NVIDIA GPU support

Question

NVIDIA GPU support

3XX0 opened this issue 8 years ago · 39 comments

Hello, author of nvidia-docker here.

As many of you may know, we recently released our NVIDIA Docker project in our effort to enable GPUs in containerized applications (mostly Deep Learning). This project is currently comprised of two parts:

A Docker volume plugin to mount NVIDIA driver files inside containers at runtime.
A small wrapper around Docker to ease the deployment of our images.

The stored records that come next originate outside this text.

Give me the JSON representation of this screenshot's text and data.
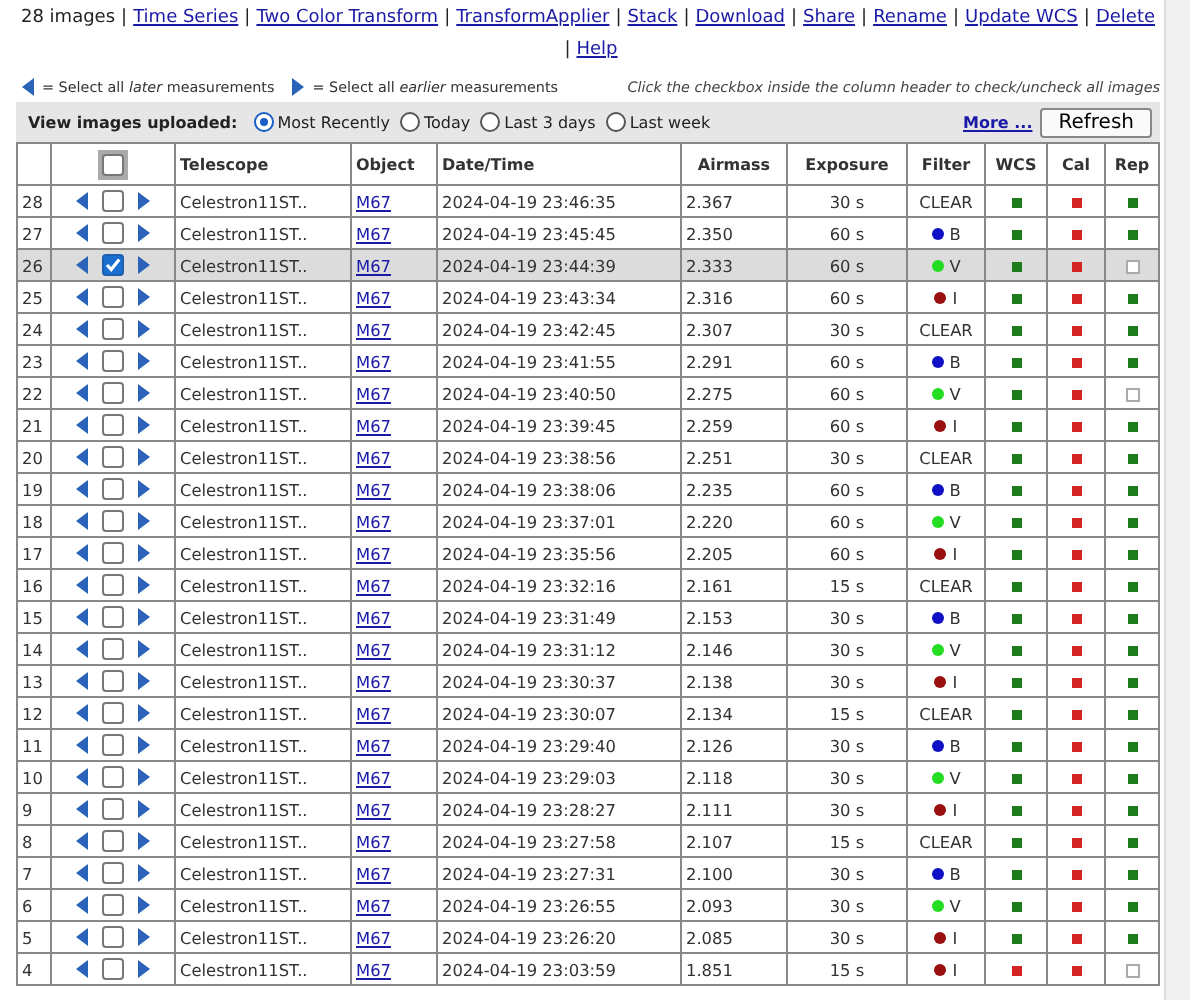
{
  "header": {
    "count": "28 images",
    "separator": "|",
    "links": [
      "Time Series",
      "Two Color Transform",
      "TransformApplier",
      "Stack",
      "Download",
      "Share",
      "Rename",
      "Update WCS",
      "Delete",
      "Help"
    ]
  },
  "legend": {
    "later_before": "= Select all ",
    "later_em": "later",
    "later_after": " measurements",
    "earlier_before": "= Select all ",
    "earlier_em": "earlier",
    "earlier_after": " measurements",
    "hint": "Click the checkbox inside the column header to check/uncheck all images"
  },
  "view": {
    "label": "View images uploaded:",
    "options": [
      {
        "label": "Most Recently",
        "selected": true
      },
      {
        "label": "Today",
        "selected": false
      },
      {
        "label": "Last 3 days",
        "selected": false
      },
      {
        "label": "Last week",
        "selected": false
      }
    ],
    "more": "More ...",
    "refresh": "Refresh"
  },
  "table": {
    "header_checkbox": {
      "checked": false
    },
    "columns": [
      "Telescope",
      "Object",
      "Date/Time",
      "Airmass",
      "Exposure",
      "Filter",
      "WCS",
      "Cal",
      "Rep"
    ],
    "rows": [
      {
        "num": "28",
        "checked": false,
        "telescope": "Celestron11ST..",
        "object": "M67",
        "datetime": "2024-04-19 23:46:35",
        "airmass": "2.367",
        "exposure": "30 s",
        "filter": {
          "name": "CLEAR"
        },
        "wcs": {
          "filled": true,
          "color": "#1e7b1e"
        },
        "cal": {
          "filled": true,
          "color": "#d42424"
        },
        "rep": {
          "filled": true,
          "color": "#1e7b1e"
        }
      },
      {
        "num": "27",
        "checked": false,
        "telescope": "Celestron11ST..",
        "object": "M67",
        "datetime": "2024-04-19 23:45:45",
        "airmass": "2.350",
        "exposure": "60 s",
        "filter": {
          "name": "B",
          "color": "#1010c8"
        },
        "wcs": {
          "filled": true,
          "color": "#1e7b1e"
        },
        "cal": {
          "filled": true,
          "color": "#d42424"
        },
        "rep": {
          "filled": true,
          "color": "#1e7b1e"
        }
      },
      {
        "num": "26",
        "checked": true,
        "telescope": "Celestron11ST..",
        "object": "M67",
        "datetime": "2024-04-19 23:44:39",
        "airmass": "2.333",
        "exposure": "60 s",
        "filter": {
          "name": "V",
          "color": "#22dd22"
        },
        "wcs": {
          "filled": true,
          "color": "#1e7b1e"
        },
        "cal": {
          "filled": true,
          "color": "#d42424"
        },
        "rep": {
          "filled": false
        }
      },
      {
        "num": "25",
        "checked": false,
        "telescope": "Celestron11ST..",
        "object": "M67",
        "datetime": "2024-04-19 23:43:34",
        "airmass": "2.316",
        "exposure": "60 s",
        "filter": {
          "name": "I",
          "color": "#9a1010"
        },
        "wcs": {
          "filled": true,
          "color": "#1e7b1e"
        },
        "cal": {
          "filled": true,
          "color": "#d42424"
        },
        "rep": {
          "filled": true,
          "color": "#1e7b1e"
        }
      },
      {
        "num": "24",
        "checked": false,
        "telescope": "Celestron11ST..",
        "object": "M67",
        "datetime": "2024-04-19 23:42:45",
        "airmass": "2.307",
        "exposure": "30 s",
        "filter": {
          "name": "CLEAR"
        },
        "wcs": {
          "filled": true,
          "color": "#1e7b1e"
        },
        "cal": {
          "filled": true,
          "color": "#d42424"
        },
        "rep": {
          "filled": true,
          "color": "#1e7b1e"
        }
      },
      {
        "num": "23",
        "checked": false,
        "telescope": "Celestron11ST..",
        "object": "M67",
        "datetime": "2024-04-19 23:41:55",
        "airmass": "2.291",
        "exposure": "60 s",
        "filter": {
          "name": "B",
          "color": "#1010c8"
        },
        "wcs": {
          "filled": true,
          "color": "#1e7b1e"
        },
        "cal": {
          "filled": true,
          "color": "#d42424"
        },
        "rep": {
          "filled": true,
          "color": "#1e7b1e"
        }
      },
      {
        "num": "22",
        "checked": false,
        "telescope": "Celestron11ST..",
        "object": "M67",
        "datetime": "2024-04-19 23:40:50",
        "airmass": "2.275",
        "exposure": "60 s",
        "filter": {
          "name": "V",
          "color": "#22dd22"
        },
        "wcs": {
          "filled": true,
          "color": "#1e7b1e"
        },
        "cal": {
          "filled": true,
          "color": "#d42424"
        },
        "rep": {
          "filled": false
        }
      },
      {
        "num": "21",
        "checked": false,
        "telescope": "Celestron11ST..",
        "object": "M67",
        "datetime": "2024-04-19 23:39:45",
        "airmass": "2.259",
        "exposure": "60 s",
        "filter": {
          "name": "I",
          "color": "#9a1010"
        },
        "wcs": {
          "filled": true,
          "color": "#1e7b1e"
        },
        "cal": {
          "filled": true,
          "color": "#d42424"
        },
        "rep": {
          "filled": true,
          "color": "#1e7b1e"
        }
      },
      {
        "num": "20",
        "checked": false,
        "telescope": "Celestron11ST..",
        "object": "M67",
        "datetime": "2024-04-19 23:38:56",
        "airmass": "2.251",
        "exposure": "30 s",
        "filter": {
          "name": "CLEAR"
        },
        "wcs": {
          "filled": true,
          "color": "#1e7b1e"
        },
        "cal": {
          "filled": true,
          "color": "#d42424"
        },
        "rep": {
          "filled": true,
          "color": "#1e7b1e"
        }
      },
      {
        "num": "19",
        "checked": false,
        "telescope": "Celestron11ST..",
        "object": "M67",
        "datetime": "2024-04-19 23:38:06",
        "airmass": "2.235",
        "exposure": "60 s",
        "filter": {
          "name": "B",
          "color": "#1010c8"
        },
        "wcs": {
          "filled": true,
          "color": "#1e7b1e"
        },
        "cal": {
          "filled": true,
          "color": "#d42424"
        },
        "rep": {
          "filled": true,
          "color": "#1e7b1e"
        }
      },
      {
        "num": "18",
        "checked": false,
        "telescope": "Celestron11ST..",
        "object": "M67",
        "datetime": "2024-04-19 23:37:01",
        "airmass": "2.220",
        "exposure": "60 s",
        "filter": {
          "name": "V",
          "color": "#22dd22"
        },
        "wcs": {
          "filled": true,
          "color": "#1e7b1e"
        },
        "cal": {
          "filled": true,
          "color": "#d42424"
        },
        "rep": {
          "filled": true,
          "color": "#1e7b1e"
        }
      },
      {
        "num": "17",
        "checked": false,
        "telescope": "Celestron11ST..",
        "object": "M67",
        "datetime": "2024-04-19 23:35:56",
        "airmass": "2.205",
        "exposure": "60 s",
        "filter": {
          "name": "I",
          "color": "#9a1010"
        },
        "wcs": {
          "filled": true,
          "color": "#1e7b1e"
        },
        "cal": {
          "filled": true,
          "color": "#d42424"
        },
        "rep": {
          "filled": true,
          "color": "#1e7b1e"
        }
      },
      {
        "num": "16",
        "checked": false,
        "telescope": "Celestron11ST..",
        "object": "M67",
        "datetime": "2024-04-19 23:32:16",
        "airmass": "2.161",
        "exposure": "15 s",
        "filter": {
          "name": "CLEAR"
        },
        "wcs": {
          "filled": true,
          "color": "#1e7b1e"
        },
        "cal": {
          "filled": true,
          "color": "#d42424"
        },
        "rep": {
          "filled": true,
          "color": "#1e7b1e"
        }
      },
      {
        "num": "15",
        "checked": false,
        "telescope": "Celestron11ST..",
        "object": "M67",
        "datetime": "2024-04-19 23:31:49",
        "airmass": "2.153",
        "exposure": "30 s",
        "filter": {
          "name": "B",
          "color": "#1010c8"
        },
        "wcs": {
          "filled": true,
          "color": "#1e7b1e"
        },
        "cal": {
          "filled": true,
          "color": "#d42424"
        },
        "rep": {
          "filled": true,
          "color": "#1e7b1e"
        }
      },
      {
        "num": "14",
        "checked": false,
        "telescope": "Celestron11ST..",
        "object": "M67",
        "datetime": "2024-04-19 23:31:12",
        "airmass": "2.146",
        "exposure": "30 s",
        "filter": {
          "name": "V",
          "color": "#22dd22"
        },
        "wcs": {
          "filled": true,
          "color": "#1e7b1e"
        },
        "cal": {
          "filled": true,
          "color": "#d42424"
        },
        "rep": {
          "filled": true,
          "color": "#1e7b1e"
        }
      },
      {
        "num": "13",
        "checked": false,
        "telescope": "Celestron11ST..",
        "object": "M67",
        "datetime": "2024-04-19 23:30:37",
        "airmass": "2.138",
        "exposure": "30 s",
        "filter": {
          "name": "I",
          "color": "#9a1010"
        },
        "wcs": {
          "filled": true,
          "color": "#1e7b1e"
        },
        "cal": {
          "filled": true,
          "color": "#d42424"
        },
        "rep": {
          "filled": true,
          "color": "#1e7b1e"
        }
      },
      {
        "num": "12",
        "checked": false,
        "telescope": "Celestron11ST..",
        "object": "M67",
        "datetime": "2024-04-19 23:30:07",
        "airmass": "2.134",
        "exposure": "15 s",
        "filter": {
          "name": "CLEAR"
        },
        "wcs": {
          "filled": true,
          "color": "#1e7b1e"
        },
        "cal": {
          "filled": true,
          "color": "#d42424"
        },
        "rep": {
          "filled": true,
          "color": "#1e7b1e"
        }
      },
      {
        "num": "11",
        "checked": false,
        "telescope": "Celestron11ST..",
        "object": "M67",
        "datetime": "2024-04-19 23:29:40",
        "airmass": "2.126",
        "exposure": "30 s",
        "filter": {
          "name": "B",
          "color": "#1010c8"
        },
        "wcs": {
          "filled": true,
          "color": "#1e7b1e"
        },
        "cal": {
          "filled": true,
          "color": "#d42424"
        },
        "rep": {
          "filled": true,
          "color": "#1e7b1e"
        }
      },
      {
        "num": "10",
        "checked": false,
        "telescope": "Celestron11ST..",
        "object": "M67",
        "datetime": "2024-04-19 23:29:03",
        "airmass": "2.118",
        "exposure": "30 s",
        "filter": {
          "name": "V",
          "color": "#22dd22"
        },
        "wcs": {
          "filled": true,
          "color": "#1e7b1e"
        },
        "cal": {
          "filled": true,
          "color": "#d42424"
        },
        "rep": {
          "filled": true,
          "color": "#1e7b1e"
        }
      },
      {
        "num": "9",
        "checked": false,
        "telescope": "Celestron11ST..",
        "object": "M67",
        "datetime": "2024-04-19 23:28:27",
        "airmass": "2.111",
        "exposure": "30 s",
        "filter": {
          "name": "I",
          "color": "#9a1010"
        },
        "wcs": {
          "filled": true,
          "color": "#1e7b1e"
        },
        "cal": {
          "filled": true,
          "color": "#d42424"
        },
        "rep": {
          "filled": true,
          "color": "#1e7b1e"
        }
      },
      {
        "num": "8",
        "checked": false,
        "telescope": "Celestron11ST..",
        "object": "M67",
        "datetime": "2024-04-19 23:27:58",
        "airmass": "2.107",
        "exposure": "15 s",
        "filter": {
          "name": "CLEAR"
        },
        "wcs": {
          "filled": true,
          "color": "#1e7b1e"
        },
        "cal": {
          "filled": true,
          "color": "#d42424"
        },
        "rep": {
          "filled": true,
          "color": "#1e7b1e"
        }
      },
      {
        "num": "7",
        "checked": false,
        "telescope": "Celestron11ST..",
        "object": "M67",
        "datetime": "2024-04-19 23:27:31",
        "airmass": "2.100",
        "exposure": "30 s",
        "filter": {
          "name": "B",
          "color": "#1010c8"
        },
        "wcs": {
          "filled": true,
          "color": "#1e7b1e"
        },
        "cal": {
          "filled": true,
          "color": "#d42424"
        },
        "rep": {
          "filled": true,
          "color": "#1e7b1e"
        }
      },
      {
        "num": "6",
        "checked": false,
        "telescope": "Celestron11ST..",
        "object": "M67",
        "datetime": "2024-04-19 23:26:55",
        "airmass": "2.093",
        "exposure": "30 s",
        "filter": {
          "name": "V",
          "color": "#22dd22"
        },
        "wcs": {
          "filled": true,
          "color": "#1e7b1e"
        },
        "cal": {
          "filled": true,
          "color": "#d42424"
        },
        "rep": {
          "filled": true,
          "color": "#1e7b1e"
        }
      },
      {
        "num": "5",
        "checked": false,
        "telescope": "Celestron11ST..",
        "object": "M67",
        "datetime": "2024-04-19 23:26:20",
        "airmass": "2.085",
        "exposure": "30 s",
        "filter": {
          "name": "I",
          "color": "#9a1010"
        },
        "wcs": {
          "filled": true,
          "color": "#1e7b1e"
        },
        "cal": {
          "filled": true,
          "color": "#d42424"
        },
        "rep": {
          "filled": true,
          "color": "#1e7b1e"
        }
      },
      {
        "num": "4",
        "checked": false,
        "telescope": "Celestron11ST..",
        "object": "M67",
        "datetime": "2024-04-19 23:03:59",
        "airmass": "1.851",
        "exposure": "15 s",
        "filter": {
          "name": "I",
          "color": "#9a1010"
        },
        "wcs": {
          "filled": true,
          "color": "#d42424"
        },
        "cal": {
          "filled": true,
          "color": "#d42424"
        },
        "rep": {
          "filled": false
        }
      }
    ]
  }
}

More information on this here

While it has been working great so far, now that Docker 1.12 is coming out with configurable runtime and complete OCI support, we would like to move away from this approach (which is admittedly hacky) and work on something which is better integrated with Docker.

The way I see it would be to provide a prestart OCI hook which would effectively trigger our implementation and configure the cgroups/namespaces correctly.

However, there are several things we need to solve first, specifically:

How to detect if a given image needs GPU support
Currently, we are using a special label com.nvidia.volumes.needed, but it is not exported as an OCI annotation (see #21324)
How to pass down to the hook which GPU should be isolated
Currently, we are using an environment variable NV_GPU
How to check whether the image is compatible with the current driver or not.
Currently, we are using a special label XXX_VERSION

All of the above could be solved using environment variables but I'm not particularly fond of this idea (e.g. docker run -e NVIDIA_GPU=0,1 nvidia/cuda)

So is there a way to pass runtime/hook parameters from the docker command line and if not would it be worth it? (e.g. --runtime-opt)

Answer 1 · 2016-06-23T23:14:10.000Z

+@cpuguy83 we briefly discussed that with you during DockerCon 16.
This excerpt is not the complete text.